Le sens des affaires au service de l’esprit de Diderot. Le patriarche parle volontiers finances. «Mon père m’a expliqué ce qu’était l’argent. Il me disait que c’était la condition de ma liberté. A partir du moment où vous l’acquérez, vous êtes un homme dans le plein sens du terme. A 20 ans, c’était mon ambition. Conquérir cette liberté par l’action.» Sous les toits, dans son bureau étroit, il pointe sur une étagère les œuvres complètes de Jean-Jacques Rousseau publiées par ses soins en 2012, sous la direction de Raymond Trousson et de Frédéric S. Eigeldinger. Pendant quatre ans, il a composé toutes les pages, à l’ancienne, à raison de seize heures par jour. «Pour moi, c’est le plus grand, par le style, l’étendue des curiosités, cette façon de tout percer, un self-made-man à la mode des Lumières.»

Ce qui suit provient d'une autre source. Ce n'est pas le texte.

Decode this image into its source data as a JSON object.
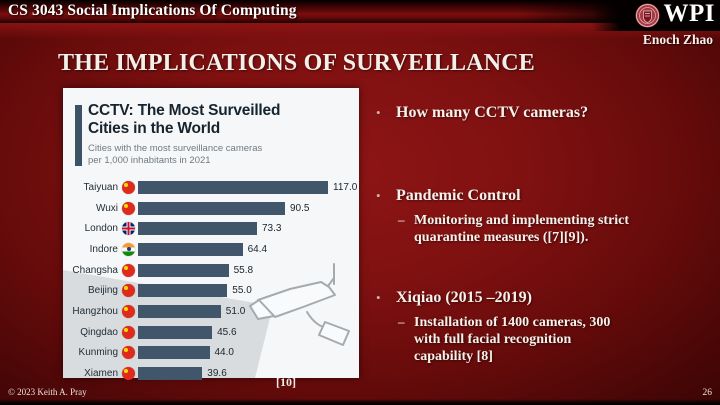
{
  "header": {
    "course_title": "CS 3043 Social Implications Of Computing",
    "logo_text": "WPI",
    "author": "Enoch Zhao"
  },
  "slide": {
    "title": "THE IMPLICATIONS OF SURVEILLANCE",
    "citation": "[10]",
    "bullets": [
      {
        "label": "How many CCTV cameras?",
        "sub": ""
      },
      {
        "label": "Pandemic Control",
        "sub": "Monitoring and implementing strict\nquarantine measures ([7][9])."
      },
      {
        "label": "Xiqiao (2015 –2019)",
        "sub": "Installation of 1400 cameras, 300\nwith full facial recognition\ncapability [8]"
      }
    ]
  },
  "footer": {
    "copyright": "© 2023 Keith A. Pray",
    "page_number": "26"
  },
  "chart_data": {
    "type": "bar",
    "orientation": "horizontal",
    "title": "CCTV: The Most Surveilled\nCities in the World",
    "subtitle": "Cities with the most surveillance cameras\nper 1,000 inhabitants in 2021",
    "categories": [
      "Taiyuan",
      "Wuxi",
      "London",
      "Indore",
      "Changsha",
      "Beijing",
      "Hangzhou",
      "Qingdao",
      "Kunming",
      "Xiamen"
    ],
    "values": [
      117.0,
      90.5,
      73.3,
      64.4,
      55.8,
      55.0,
      51.0,
      45.6,
      44.0,
      39.6
    ],
    "value_labels": [
      "117.0",
      "90.5",
      "73.3",
      "64.4",
      "55.8",
      "55.0",
      "51.0",
      "45.6",
      "44.0",
      "39.6"
    ],
    "countries": [
      "cn",
      "cn",
      "gb",
      "in",
      "cn",
      "cn",
      "cn",
      "cn",
      "cn",
      "cn"
    ],
    "xlim": [
      0,
      125
    ],
    "grid": false,
    "legend": false,
    "bar_color": "#41566b",
    "background_color": "#f6f7f8",
    "beam_color": "#d9dcde",
    "accent_color": "#3e5266"
  },
  "colors": {
    "slide_background": "#7a1010",
    "header_black": "#000000",
    "text": "#f6f1ea"
  }
}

Le vieux cerf sort encore des bois pour connaître le frisson, c’est son mot. «J’ai rêvé une partie de ma vie d’un grand succès d’éditeur, 100 000 exemplaires.» Il l’a connu en 2016 grâce à l’Italien Luca Di Fulvio, publié par Slatkine & CIE. Le roman s’intitule Le gang des rêves. Ce titre vaut pour Mendel, Michel-Edouard et la smala: un drapeau pour un centenaire. 


Slatkine fête ses 100 ans, Salon du livre, Genève, du 25 au 29 avril; ve 27 à 19h30, Michel-Edouard et Ivan Slatkine dialoguent sur la Place suisse.